Bash printf %q invalid directive

Question

I want to change my PS1 in my .bashrc file. I've found a script using printf with %q directive to escape characters :

#!/bin/bash
STR=$(printf "%q" "PS1=\u@\h:\w\$ ")
sed -i '/PS1/c\'"$STR" ~/.bashrc

The problem is that I get this error :

script.sh: 2: printf: %q: invalid directive

Any idea ? Maybe an other way to escape the characters ?

Answer 1

The printf command is built into bash. It's also an external command, typically installed in /usr/bin/printf. On most Linux systems, /usr/bin/printf is the GNU coreutils implementation.

Older releases of the GNU coreutils printf command do not support the %q format specifier; it was introduced in version 8.25, released 2016-10-20. bash's built-in printf command does -- and has as long as bash has had a built-in printf command.

The error message implies that you're running script.sh using something other than bash.

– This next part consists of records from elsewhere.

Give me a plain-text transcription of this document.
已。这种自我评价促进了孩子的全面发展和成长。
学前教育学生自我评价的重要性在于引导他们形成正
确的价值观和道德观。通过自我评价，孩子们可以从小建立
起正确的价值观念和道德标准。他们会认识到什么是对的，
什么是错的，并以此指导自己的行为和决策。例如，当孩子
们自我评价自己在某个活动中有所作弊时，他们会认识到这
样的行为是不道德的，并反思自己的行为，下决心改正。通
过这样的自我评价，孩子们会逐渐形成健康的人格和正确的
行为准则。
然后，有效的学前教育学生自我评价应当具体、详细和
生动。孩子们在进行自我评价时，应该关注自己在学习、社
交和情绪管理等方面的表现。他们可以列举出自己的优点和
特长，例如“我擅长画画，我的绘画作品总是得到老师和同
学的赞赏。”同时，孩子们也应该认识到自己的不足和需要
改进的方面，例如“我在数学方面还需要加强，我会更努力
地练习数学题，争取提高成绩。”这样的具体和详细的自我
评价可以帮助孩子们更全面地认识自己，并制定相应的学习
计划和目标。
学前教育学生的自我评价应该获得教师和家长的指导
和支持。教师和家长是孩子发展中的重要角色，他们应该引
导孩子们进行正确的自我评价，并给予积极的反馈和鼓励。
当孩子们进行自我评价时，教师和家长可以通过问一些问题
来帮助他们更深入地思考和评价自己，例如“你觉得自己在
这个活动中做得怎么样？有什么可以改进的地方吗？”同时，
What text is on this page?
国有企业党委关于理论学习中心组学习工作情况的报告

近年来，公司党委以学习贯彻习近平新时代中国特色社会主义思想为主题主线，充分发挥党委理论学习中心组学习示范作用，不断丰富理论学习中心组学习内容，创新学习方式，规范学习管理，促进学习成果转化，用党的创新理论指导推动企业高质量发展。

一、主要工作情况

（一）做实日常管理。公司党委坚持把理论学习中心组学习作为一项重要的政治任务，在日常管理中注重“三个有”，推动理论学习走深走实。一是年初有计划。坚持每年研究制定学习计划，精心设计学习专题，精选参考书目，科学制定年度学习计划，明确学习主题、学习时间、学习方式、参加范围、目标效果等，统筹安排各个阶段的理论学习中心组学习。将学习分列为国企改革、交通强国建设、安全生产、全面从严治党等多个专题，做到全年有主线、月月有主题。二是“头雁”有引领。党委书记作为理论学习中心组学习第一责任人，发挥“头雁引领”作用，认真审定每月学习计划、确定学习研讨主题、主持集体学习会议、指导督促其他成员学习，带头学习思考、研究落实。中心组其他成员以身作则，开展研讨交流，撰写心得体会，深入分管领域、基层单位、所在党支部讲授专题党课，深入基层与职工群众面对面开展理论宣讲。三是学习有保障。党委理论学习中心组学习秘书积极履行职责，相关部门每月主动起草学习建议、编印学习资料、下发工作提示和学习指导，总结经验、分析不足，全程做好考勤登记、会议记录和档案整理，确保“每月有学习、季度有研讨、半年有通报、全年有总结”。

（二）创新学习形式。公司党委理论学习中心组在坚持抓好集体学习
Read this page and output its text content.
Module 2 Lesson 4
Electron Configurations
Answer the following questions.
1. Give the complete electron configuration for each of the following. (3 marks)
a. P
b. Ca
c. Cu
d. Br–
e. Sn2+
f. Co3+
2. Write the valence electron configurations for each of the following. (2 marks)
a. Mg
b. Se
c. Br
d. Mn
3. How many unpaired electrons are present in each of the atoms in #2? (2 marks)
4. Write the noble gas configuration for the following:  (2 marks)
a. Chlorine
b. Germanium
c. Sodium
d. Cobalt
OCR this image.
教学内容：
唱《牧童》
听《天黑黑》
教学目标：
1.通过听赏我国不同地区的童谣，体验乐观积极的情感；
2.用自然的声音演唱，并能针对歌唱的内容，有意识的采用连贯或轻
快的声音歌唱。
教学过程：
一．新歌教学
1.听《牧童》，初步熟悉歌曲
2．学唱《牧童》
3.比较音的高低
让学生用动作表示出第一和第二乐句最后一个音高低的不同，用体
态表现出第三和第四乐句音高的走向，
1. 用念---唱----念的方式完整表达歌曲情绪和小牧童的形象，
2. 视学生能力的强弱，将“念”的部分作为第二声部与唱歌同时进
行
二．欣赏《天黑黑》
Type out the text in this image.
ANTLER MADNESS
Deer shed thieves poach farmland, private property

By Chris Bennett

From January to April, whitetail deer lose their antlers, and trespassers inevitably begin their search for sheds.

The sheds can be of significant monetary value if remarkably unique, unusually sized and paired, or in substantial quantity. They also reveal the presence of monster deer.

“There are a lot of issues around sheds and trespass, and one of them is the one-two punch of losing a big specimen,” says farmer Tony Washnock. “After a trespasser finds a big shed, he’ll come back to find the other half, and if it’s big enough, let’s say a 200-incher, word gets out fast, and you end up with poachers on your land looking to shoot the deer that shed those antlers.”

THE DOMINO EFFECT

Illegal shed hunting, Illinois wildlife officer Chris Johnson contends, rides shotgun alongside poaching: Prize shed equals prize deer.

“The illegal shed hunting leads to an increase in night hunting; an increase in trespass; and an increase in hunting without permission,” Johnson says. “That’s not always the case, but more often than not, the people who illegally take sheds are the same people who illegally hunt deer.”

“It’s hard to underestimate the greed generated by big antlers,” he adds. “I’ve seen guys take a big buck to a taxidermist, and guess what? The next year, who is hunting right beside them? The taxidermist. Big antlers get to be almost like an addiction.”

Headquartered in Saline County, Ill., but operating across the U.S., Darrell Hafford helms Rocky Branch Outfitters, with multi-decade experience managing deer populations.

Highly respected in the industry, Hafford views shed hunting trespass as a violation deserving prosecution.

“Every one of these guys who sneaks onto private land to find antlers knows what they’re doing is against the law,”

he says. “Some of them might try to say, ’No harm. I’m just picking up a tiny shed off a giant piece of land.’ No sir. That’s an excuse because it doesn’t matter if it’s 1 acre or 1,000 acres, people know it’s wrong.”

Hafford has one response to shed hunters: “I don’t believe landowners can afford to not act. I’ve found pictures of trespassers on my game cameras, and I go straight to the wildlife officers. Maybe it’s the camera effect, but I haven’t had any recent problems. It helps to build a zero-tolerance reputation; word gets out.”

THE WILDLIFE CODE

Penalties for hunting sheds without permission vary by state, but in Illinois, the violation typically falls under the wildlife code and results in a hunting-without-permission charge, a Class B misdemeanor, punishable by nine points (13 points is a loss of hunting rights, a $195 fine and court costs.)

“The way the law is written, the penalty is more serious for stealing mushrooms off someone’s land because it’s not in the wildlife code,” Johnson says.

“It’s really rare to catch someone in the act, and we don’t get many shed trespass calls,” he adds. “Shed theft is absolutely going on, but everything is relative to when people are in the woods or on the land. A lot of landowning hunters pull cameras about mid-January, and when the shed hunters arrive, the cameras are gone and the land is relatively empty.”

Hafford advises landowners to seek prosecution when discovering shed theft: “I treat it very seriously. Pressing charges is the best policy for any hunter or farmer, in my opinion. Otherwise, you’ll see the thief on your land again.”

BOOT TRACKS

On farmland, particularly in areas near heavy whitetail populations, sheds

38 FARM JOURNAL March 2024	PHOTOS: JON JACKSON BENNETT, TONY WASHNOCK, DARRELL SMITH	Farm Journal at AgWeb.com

Since the #!/bin/bash line appears to be correct, you're probably doing one of the following:

sh script.sh
. script.sh
source script.sh

Instead, just execute it directly (after making sure it has execute permission, using chmod +x if needed):

./script.sh

Or you could just edit your .bashrc file manually. The script, if executed correctly, will add this line to your .bashrc:

PS1=\\u@\\h:\\w\$\ 

(The space at the end of that line is significant.) Or you can do it more simply like this:

PS1='\u@\h:\w\$ '

One problem with the script is that it will replace every line that mentions PS1. If you just set it once and otherwise don't refer to it, that's fine, but if you have something like:

if [ ... ] ; then
    PS1=this
else
    PS1=that
fi

then the script will thoroughly mess that up. It's just a bit too clever.